她耐心地解释道。
“读书人得了实惠,百姓们免除了徭役之苦,岂不是两全其美?有何不妥?”
彭平被问得哑口无言。
他张了张嘴,想反驳,却又不知该如何开口。
良久,他才憋出一句话:
“我辈读书人,岂能为五斗米折腰?此举……有辱斯文!”
他义正辞严地说道,仿佛自己是多么的清高,多么的不屑于金钱。
曹令明思忖再三,终于张嘴说话:
“慕容舍人,老夫以为,此事万万不可操之过急!”
他身为石丞,必须在这个时候站出来,表明自己的立场。
带头大哥发了话,其他人自然也纷纷附和。
一时间,政事堂内,反对之声不绝于耳。
鲜于清羽静静地看着众人,对于他们的反应,似乎早已料到。
她慢悠悠说出四字:
“诸位怕了?”
这四个字,犹如四柄利刃,直插众人的心窝。
“慕容舍人误会了!”
众人连忙辩解,纷纷表示自己并非惧怕,而是为了大衍的江山社稷着想。
“既如此,那便好。”
鲜于清羽起身,目光扫过在场的每一个人,朗声道:
“陛下有旨,为实施摊丁入亩,着石丞即刻草拟章程!”
她的声音,掷地有声,不容置疑。
曹令明长叹一声,知道女帝心意已决,再多劝说也是徒劳。
他朝着冀玄羽寝宫的方向,拱了拱手:“老臣……遵旨。
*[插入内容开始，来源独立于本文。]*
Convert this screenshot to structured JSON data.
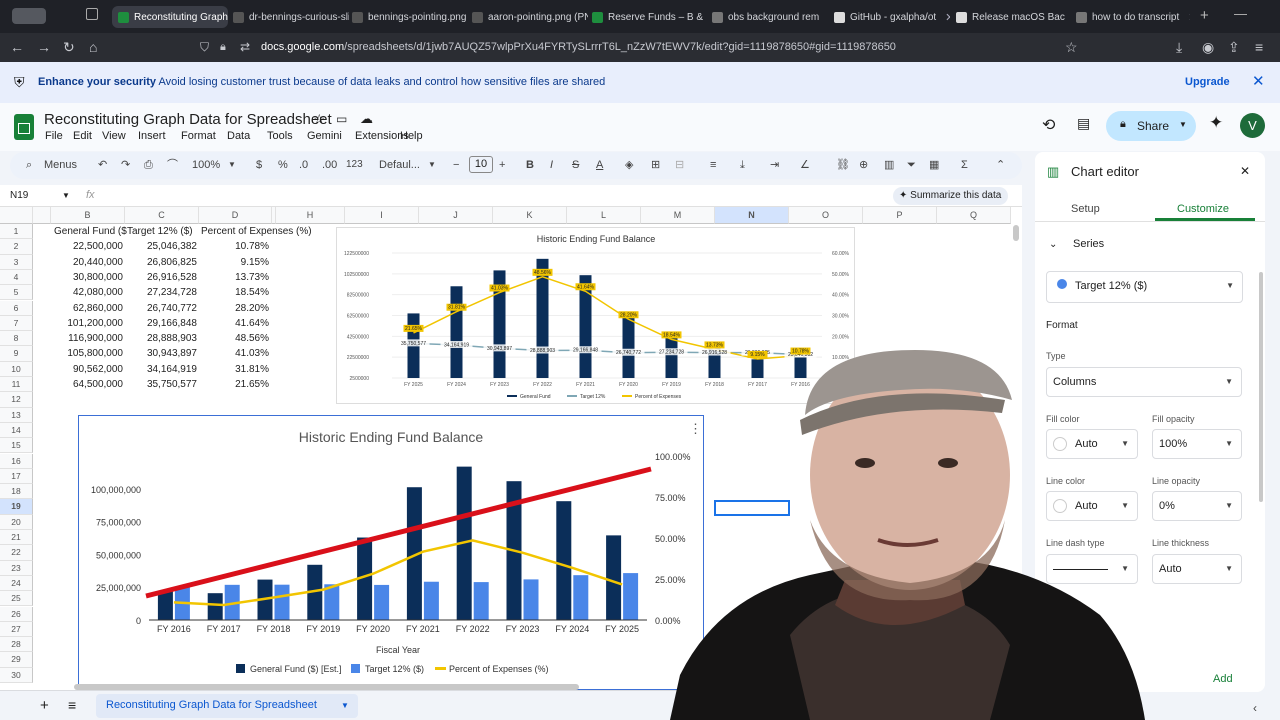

”
石丞都表态了,其他人自然也不敢再多说什么。
鲜于清羽传达完女帝的旨意,转身离去。
她深知,摊丁入亩,若不能以雷霆万钧之势推行,那些身居高位的地主老爷们,定会百般阻挠,拖延时日。
如此一来,新政便会沦为一纸空文。
鲜于清羽走后,政事堂内顿时像炸开了锅一般,议论纷纷。
彭平按捺不住,率先开口,语气激愤,使得原本就紧张的气氛,更加剑拔弩张。
“圣上究竟是何用意?”
他质问道,声音中充满了不满。
“以金钱笼络读书人,简直是斯文扫地!”
宗无竟难得地说了句公道话:
“不管怎么说,这终究是利国利民之举。能想出此等计策之人,当真是经天纬地之才。可惜无缘得见……”
“经天纬地?”
彭平冷笑一声,眼中满是不屑。
“不过是藏头露尾,不敢以真面目示人的鼠辈罢了!”
“依我看,陛下身后定是有一位深谙权谋之术的‘高人’,在暗中出谋划策。”
夏士贤捋着胡须,缓缓开口。
“正是此人,屡屡献计,看似为国为民,实则包藏祸心,意在挑拨君臣关系,离间朝堂!”
另一位官员附和道。
“没错!明枪易躲,暗箭难防。此人藏于暗处,我等防不胜防,着实可恨!”
彭平越说越气,竟是“呸”的一声,朝地上吐了口唾沫,以示鄙夷。
接着,他又将那幕后之人,连带着尤澜,狠狠地咒骂了一通,这才觉得胸中的郁结之气,稍稍舒缓了些。
“阴险小人!”
他咬牙切齿地说道。
“被天下人唾弃!简直有辱斯文!”晨曦未露,天幕低垂。
几颗残星,光芒黯淡,仿佛在夜的尽头,做着最后的挣扎。
薄雾如轻纱,又似游龙,将巍峨皇城笼罩其中。
一切都影影绰绰,看不真切,如同海市蜃楼一般,虚幻缥缈。
按照大衍太祖皇帝冀承风定下的规矩,一月之中,只有三次朝会。
今儿这日子口,本不该有朝会。
可偏偏女帝冀玄羽不按常理出牌,一道圣旨,如催命符般,让文武百官连夜进宫,谁也不敢有丝毫耽搁。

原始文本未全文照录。